Ben Bosence, brick and tile maker and plasterer

17th February 2022  |  CASE STUDIES | OUR STORIES

Ben Bosence, brick and tile maker In 2020 Ben Bosence of Local Works Studio was awarded funding through the Endangered Craft Fund for his ‘Winning the Clay’ Project, a historic term for finding clay materials suitable for making bricks and tiles.

The Endangered Craft Fund Grant was used to purchase a Roller Pan Mixer to enable the processing of materials sourced from site. These materials could include waste clay excavated from foundations, utilities and site works, crushed waste brick, concrete and other aggregates, waste glass, local chalk and other materials.

Ben speaks of how he used to work for a Sussex based brick making company, and has witnessed the craft decline in this area and also (very dramatically) in Stoke on Trent in the early 2000’s.

“We are keen to tell the story of the craft – how buildings and landscapes were built using local materials, often very local, as brick making and the firing ‘clamps’ were located at the construction site. Rather than mine for raw materials, there is a huge opportunity to tell the story of collecting local raw clay and sand materials that are being excavated and removed from the area, whilst new bricks and tiles – often transported from other countries – are being used for buildings and landscape projects in Sussex.”
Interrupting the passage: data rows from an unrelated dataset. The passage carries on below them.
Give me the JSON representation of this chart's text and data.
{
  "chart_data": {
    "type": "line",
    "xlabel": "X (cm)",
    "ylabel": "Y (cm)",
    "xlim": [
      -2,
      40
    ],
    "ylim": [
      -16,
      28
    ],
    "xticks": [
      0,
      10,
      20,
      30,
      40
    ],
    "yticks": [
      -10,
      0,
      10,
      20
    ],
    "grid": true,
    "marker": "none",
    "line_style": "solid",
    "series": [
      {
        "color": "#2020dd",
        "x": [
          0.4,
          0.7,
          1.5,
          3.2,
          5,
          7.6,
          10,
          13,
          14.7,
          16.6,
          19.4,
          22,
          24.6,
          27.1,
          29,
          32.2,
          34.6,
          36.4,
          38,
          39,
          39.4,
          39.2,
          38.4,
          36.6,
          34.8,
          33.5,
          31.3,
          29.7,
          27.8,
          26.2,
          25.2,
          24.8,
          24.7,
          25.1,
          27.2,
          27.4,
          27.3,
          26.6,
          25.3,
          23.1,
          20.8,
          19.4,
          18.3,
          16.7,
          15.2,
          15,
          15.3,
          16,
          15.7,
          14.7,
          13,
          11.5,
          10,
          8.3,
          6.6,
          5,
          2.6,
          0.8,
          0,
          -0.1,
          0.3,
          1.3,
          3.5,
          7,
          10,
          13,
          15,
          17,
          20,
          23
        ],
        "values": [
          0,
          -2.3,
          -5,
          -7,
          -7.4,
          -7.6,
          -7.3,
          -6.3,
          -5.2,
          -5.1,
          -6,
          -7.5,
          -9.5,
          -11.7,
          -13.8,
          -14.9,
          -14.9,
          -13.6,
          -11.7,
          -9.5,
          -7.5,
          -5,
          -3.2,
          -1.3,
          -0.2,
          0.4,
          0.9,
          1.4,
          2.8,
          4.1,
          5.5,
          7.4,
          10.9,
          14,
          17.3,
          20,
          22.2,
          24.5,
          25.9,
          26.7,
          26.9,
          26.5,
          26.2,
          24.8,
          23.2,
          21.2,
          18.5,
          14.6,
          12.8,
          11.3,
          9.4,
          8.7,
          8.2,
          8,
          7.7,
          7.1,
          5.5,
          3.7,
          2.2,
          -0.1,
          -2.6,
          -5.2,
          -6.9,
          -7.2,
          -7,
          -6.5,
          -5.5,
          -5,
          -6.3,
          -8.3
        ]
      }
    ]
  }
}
Community Brick Making, The Exchange (photo credit Ben Bosence)The first of many projects to benefit from this was the Exchange Erith. This is a community owned project that seeks to engage the local community in wide range of activities and workshops around making and developing crafts skills. As part of this they are creating a garden space designed by Sarah Price with handmade brick paving by Local Works Studio. These bricks were made using waste materials from site and Crayford Brickearth clay. Erith was once at the centre of the brick making trade that used Crayford Brickearth, a rare, locally occurring sedimentary deposit containing a blend of clay, chalk and sand particles. It was the material used to make the majority of Victorian London’s famous yellow stock bricks. By the 1960s a diminishing supply of clay, led all local brickyards to close.

Community Brick, The Exchange (photo credit Ben Bosence)The bricks themselves were made by local people in a series of community engagement events.
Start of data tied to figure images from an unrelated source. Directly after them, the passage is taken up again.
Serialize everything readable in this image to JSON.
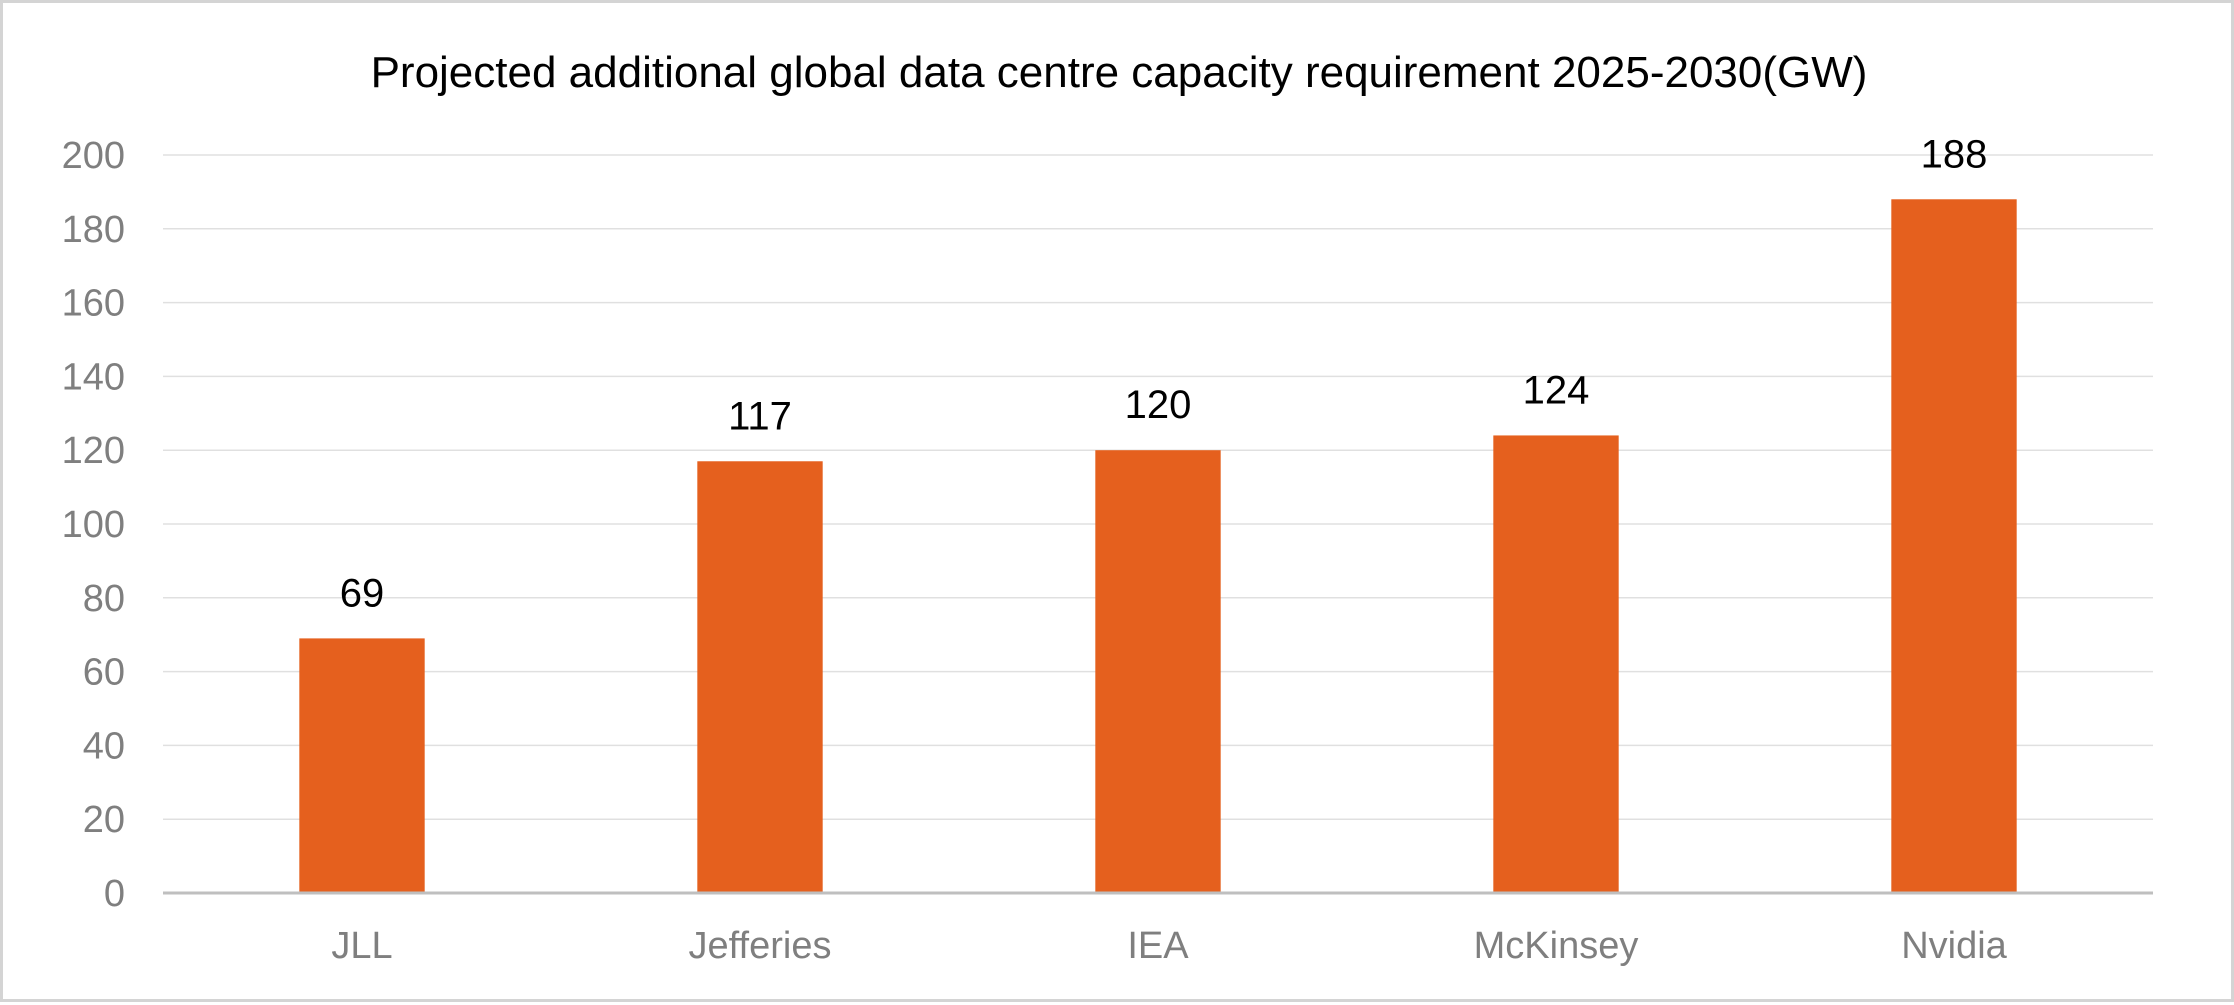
{
  "chart_data": {
    "type": "bar",
    "title": "Projected additional global data centre capacity requirement 2025-2030(GW)",
    "categories": [
      "JLL",
      "Jefferies",
      "IEA",
      "McKinsey",
      "Nvidia"
    ],
    "series": [
      {
        "values": [
          69,
          117,
          120,
          124,
          188
        ]
      }
    ],
    "ylim": [
      0,
      200
    ],
    "yticks": [
      "0",
      "20",
      "40",
      "60",
      "80",
      "100",
      "120",
      "140",
      "160",
      "180",
      "200"
    ],
    "grid": true,
    "legend": "none",
    "data_labels": true,
    "bar_color": "#e5601e"
  }
}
“Many people came to the brick making session because they had relatives who worked in the local brick trade. They were full of stories of their parents or grandparents who had made bricks.”

Local Works Studio is now using the Roller Pan Mixer on a range of other projects including grinding chalk plaster for a listed building in Plumpton and a chalk-clay plaster for a new build in the South Downs.



Project outline

  • Project funding: £2,000 from the Heritage Crafts Endangered Craft Fund
  • Project aim: To develop and make bricks and tiles from waste clay and other materials that have been excavated locally.